April 29: From Up on Poppy Hill/Kokuriko-zaka kara (2011 -- Gorō Miyazaki)


★★★★★
This film has lots of what I like to see when go to a Studio Ghibli project.  I enjoy the lush visuals, the somewhat stilted characters, the unlikely narrative, and the Japanese cuteness.  At Ghibli, these elements always seem to come together to create something that’s deeply fleshed out, internally consistent as well as absolutely unique and absorbing.  To watch From Up on Poppy Hill is to enter into an aesthetic space that exists only in this particular film, and while you’re there, you give yourself to its complete world with its own imaginative rules.  The what-if atmosphere is warm and tender, not only arising from the rich imagery of the port, the gardens and the clubhouse, but also from the adolescent fantasy that informs the movie.  From Up on Poppy Hill has hard-working teens, gallant teens striving against obtuse adults, teens consumed with the excitement of learning, and teens dealing with romantic awakenings.  And all of this to a nostalgic soundtrack that harkens back to accessible 60s jazz and some pop.  The film is a satisfying immersion in a deeply imagined and rendered world.

It’s not hard to imagine an element of meta-signification in the film either.  Aside from the teen romance that is fraught with complication, From Up on Poppy Hill deals with the tension between the past and now.  The baroque clubhouse is facing demolition to make way for the new era that the 1964 Tokyo Olympics will usher in, but heroes Umi and Shun have a vision for the restoration of the old building, partly gleaned from the beauty of the renovated boarding house she helps run.  The film calls for preserving the past as we move into the future.  This is the same approach that director Gorō Miyazaki takes in making this film.  The son of Ghibli master Hayao Miyazaki, Gorō builds on the achievement of his father rather than abandoning the Ghibli approach to go in a different direction.  The rich visuals and intensity of imagination he brings here extend the approach to anime that his father has developed, and Gorō even has his father Hayao as a scriptwriter, ensuring that From Up on Poppy Hill builds on this tradition.  And Gorō succeeds convincingly  from up on his own Poppy Hill  by following  in the footsteps of those who worked before him in this absorbing film about respecting tradition. 

Saturday, April 27, 2013

April 27: Which Way Is the Front Line from Here? The Life and Time of Tim Hetherington (2013 -- Sebastian Junger)

★★
I found this documentary to be disappointing.  The great strength here is that we see lots of Tim Hetherington’s work, both video and stills, and the work is dynamic, personal, loving and warm.  Hetherington says early on that his interest is the humanity that survives in war, and we see this humanity in war photo after war photo and in the behind-the-scenes video we watch of Hetherington at work with his subjects.  He likes the people he photographs.

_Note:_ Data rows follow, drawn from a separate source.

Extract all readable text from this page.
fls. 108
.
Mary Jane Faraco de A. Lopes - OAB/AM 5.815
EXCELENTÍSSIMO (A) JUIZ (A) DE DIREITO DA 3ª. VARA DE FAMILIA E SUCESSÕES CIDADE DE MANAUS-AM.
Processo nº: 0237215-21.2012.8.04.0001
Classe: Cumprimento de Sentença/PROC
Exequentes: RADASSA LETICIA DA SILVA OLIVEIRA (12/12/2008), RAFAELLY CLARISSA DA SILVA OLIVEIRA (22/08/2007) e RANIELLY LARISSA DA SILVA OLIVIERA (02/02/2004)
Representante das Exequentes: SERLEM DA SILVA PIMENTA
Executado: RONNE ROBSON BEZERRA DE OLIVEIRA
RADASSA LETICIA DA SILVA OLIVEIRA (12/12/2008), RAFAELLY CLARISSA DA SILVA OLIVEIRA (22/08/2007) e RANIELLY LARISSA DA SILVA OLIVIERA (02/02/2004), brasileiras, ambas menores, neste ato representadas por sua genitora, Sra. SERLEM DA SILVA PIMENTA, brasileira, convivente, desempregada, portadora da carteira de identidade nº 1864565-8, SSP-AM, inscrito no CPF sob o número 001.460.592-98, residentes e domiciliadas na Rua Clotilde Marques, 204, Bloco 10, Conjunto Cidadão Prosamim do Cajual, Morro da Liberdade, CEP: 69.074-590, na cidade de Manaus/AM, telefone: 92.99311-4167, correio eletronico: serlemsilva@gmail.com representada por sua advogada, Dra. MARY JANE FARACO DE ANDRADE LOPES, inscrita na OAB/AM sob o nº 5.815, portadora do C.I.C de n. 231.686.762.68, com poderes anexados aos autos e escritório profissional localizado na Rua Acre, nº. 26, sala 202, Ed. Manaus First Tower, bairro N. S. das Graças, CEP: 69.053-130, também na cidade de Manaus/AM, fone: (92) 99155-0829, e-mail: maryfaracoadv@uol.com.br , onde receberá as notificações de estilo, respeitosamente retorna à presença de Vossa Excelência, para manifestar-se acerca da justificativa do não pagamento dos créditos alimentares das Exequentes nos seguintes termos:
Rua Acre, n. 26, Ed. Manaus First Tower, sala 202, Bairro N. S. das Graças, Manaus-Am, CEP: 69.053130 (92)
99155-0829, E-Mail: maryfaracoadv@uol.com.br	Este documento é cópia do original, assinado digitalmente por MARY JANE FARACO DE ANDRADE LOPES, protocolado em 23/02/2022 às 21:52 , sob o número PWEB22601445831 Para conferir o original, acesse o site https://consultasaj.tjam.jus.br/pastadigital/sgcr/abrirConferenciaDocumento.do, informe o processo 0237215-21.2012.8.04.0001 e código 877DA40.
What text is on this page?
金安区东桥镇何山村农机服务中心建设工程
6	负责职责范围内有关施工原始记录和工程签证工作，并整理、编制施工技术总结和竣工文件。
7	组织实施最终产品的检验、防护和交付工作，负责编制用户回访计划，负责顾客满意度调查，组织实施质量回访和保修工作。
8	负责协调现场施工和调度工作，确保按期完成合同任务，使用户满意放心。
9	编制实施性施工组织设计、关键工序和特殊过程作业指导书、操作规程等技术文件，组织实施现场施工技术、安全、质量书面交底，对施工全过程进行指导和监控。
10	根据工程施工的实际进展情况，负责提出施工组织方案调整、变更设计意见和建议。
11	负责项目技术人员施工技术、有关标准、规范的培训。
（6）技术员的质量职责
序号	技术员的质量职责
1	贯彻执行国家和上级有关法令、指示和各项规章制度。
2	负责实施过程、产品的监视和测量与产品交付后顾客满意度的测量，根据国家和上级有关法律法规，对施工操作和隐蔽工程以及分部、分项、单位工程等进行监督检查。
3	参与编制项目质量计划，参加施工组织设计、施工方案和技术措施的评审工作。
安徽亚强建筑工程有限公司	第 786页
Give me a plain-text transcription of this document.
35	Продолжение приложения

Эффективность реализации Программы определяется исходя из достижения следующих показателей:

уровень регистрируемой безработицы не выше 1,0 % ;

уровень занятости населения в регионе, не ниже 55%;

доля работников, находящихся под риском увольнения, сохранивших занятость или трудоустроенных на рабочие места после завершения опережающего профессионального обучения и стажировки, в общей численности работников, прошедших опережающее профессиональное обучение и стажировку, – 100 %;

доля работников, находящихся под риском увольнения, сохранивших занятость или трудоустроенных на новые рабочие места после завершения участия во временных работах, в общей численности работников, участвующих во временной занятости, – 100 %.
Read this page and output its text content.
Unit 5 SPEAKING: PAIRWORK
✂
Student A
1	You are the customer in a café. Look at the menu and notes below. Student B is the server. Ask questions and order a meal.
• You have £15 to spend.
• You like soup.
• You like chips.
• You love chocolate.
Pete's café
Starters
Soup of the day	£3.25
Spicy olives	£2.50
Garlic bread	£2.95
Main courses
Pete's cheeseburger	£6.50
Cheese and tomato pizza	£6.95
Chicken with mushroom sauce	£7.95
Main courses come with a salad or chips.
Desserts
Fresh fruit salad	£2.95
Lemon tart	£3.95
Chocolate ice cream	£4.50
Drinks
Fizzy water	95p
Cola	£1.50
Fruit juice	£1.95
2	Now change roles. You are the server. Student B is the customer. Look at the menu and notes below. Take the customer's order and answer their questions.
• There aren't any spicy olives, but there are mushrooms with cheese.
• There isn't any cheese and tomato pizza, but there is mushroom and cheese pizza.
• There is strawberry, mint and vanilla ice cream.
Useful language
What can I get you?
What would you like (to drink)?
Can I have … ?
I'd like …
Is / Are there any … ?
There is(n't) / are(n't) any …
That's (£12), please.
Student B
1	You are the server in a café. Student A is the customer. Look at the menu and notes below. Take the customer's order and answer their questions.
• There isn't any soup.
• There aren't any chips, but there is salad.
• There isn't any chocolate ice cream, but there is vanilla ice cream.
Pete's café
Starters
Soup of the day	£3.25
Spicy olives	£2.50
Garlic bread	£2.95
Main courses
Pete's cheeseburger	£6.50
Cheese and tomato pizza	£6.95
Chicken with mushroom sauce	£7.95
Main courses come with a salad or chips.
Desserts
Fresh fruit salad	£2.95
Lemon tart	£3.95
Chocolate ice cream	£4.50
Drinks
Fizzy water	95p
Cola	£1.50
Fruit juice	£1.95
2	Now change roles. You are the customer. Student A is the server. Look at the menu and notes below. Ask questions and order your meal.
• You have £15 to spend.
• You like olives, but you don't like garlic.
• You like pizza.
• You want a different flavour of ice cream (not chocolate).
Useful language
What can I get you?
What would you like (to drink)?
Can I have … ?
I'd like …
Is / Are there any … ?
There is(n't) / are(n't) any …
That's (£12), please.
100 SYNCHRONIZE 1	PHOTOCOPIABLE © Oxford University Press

But Which Way Is the Front Line from Here? stumbles when Hetherington isn’t onscreen.  Junger intimates a different motivation for each different theater Hetherington works in.  He says that Hetherington  wants to show war by photographing its effects in Liberia, but he also says Hetherington is interested in the soldiers’ posturing to get keyed up.  Later, it’s male bonding that interests Hetherington in Afghanistan.  And in the six-year period the photographer stayed in Liberia after the war, his interest is……well, Junger doesn’t say at all.  We're not sure why Hetherington decided to leave Liberia, and we don't know why he wanted to go to Afganistan.  Which Way Is the Front Line from Here? moves from one idea about Hetherington’s work to another, leaving us with a series of touching, compelling moments, but it ultimately fails to give us a core to help us understand this artist who worked as a photojournalist.  In fact, it doesn’t even try.

It’s hard to leave this film without an appreciation of Hetherington’s work since we get to enjoy so much of it.  However, as a documentary, Which Way Is the Front Line from Here? disappoints because we can’t learn more of the aesthetic behind Hetherington's work or of what motivated it.  The important takeaway from the film is that we lost a talented documentarian when Hetherington was killed in Libya, and that counts for something anyway.